Aarding

De onderconstructie moet elektrisch worden vereffend, zodat er geen gevaarlijke spanningen zijn tussen de verschillende onderdelen

Draadgoten mogen niet worden gebruikt als hoofdaansluiting voor aarding: er moet een kabel van het hoofdaardingspunt naar het dak worden gebracht en van daaruit moet al het andere worden aangesloten.

NEN1010 specificeert geen advieswaarde en stelt alleen dat “de weerstand laag zal zijn”.

Scope 12 geeft een max. waarde van 10 ohm. 10 ohm is nog steeds een vrij hoge waarde en installateurs zouden naar waarden van 0,1 – 1 ohm moeten kijken.

  • Als een zonnepaneelsysteem meer dan 50 cm verwijderd is van een onderdeel van een bliksemsysteem, heeft dit geen invloed op het ontwerp. Nergens op het dak mogen de DC-kabels de buitenkant van de bescherming kruisen (dit betekent meestal dat de kabels door een gat in het dak komen en niet aan de zijkant van het gebouw)
  • Als een zonnepaneelsysteem zich op minder dan 50 cm afstand bevindt, moet het op het bliksemsysteem worden aangesloten. De bedrading op het dak moet 16 mm2 zijn. De aarde van de omvormer mag niet op het dak worden aangesloten.
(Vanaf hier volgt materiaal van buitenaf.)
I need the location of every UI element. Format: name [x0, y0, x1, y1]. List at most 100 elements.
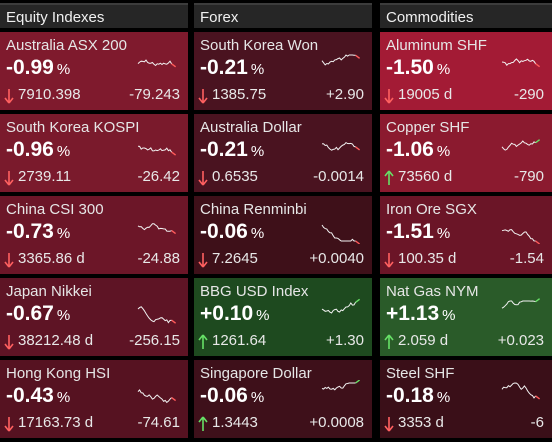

Bovendien moeten de DC-kabels worden beschermd door een klasse I overspanningsapparaat (meestal een extra externe doos)
    • We bevelen met klem aan dat de installateur vooraf contact opneemt met de installateur van het bliksemsysteem als dit moet gebeuren.
  • In het algemeen moet de bekabeling zo worden uitgevoerd dat + en – bij elkaar worden gehouden om grote spanningsverschillen door inductie te voorkomen (zie hieronder).

Om inductielussen te voorkomen, moet de runback-kabel het pad van de moduleaansluitingen volgen.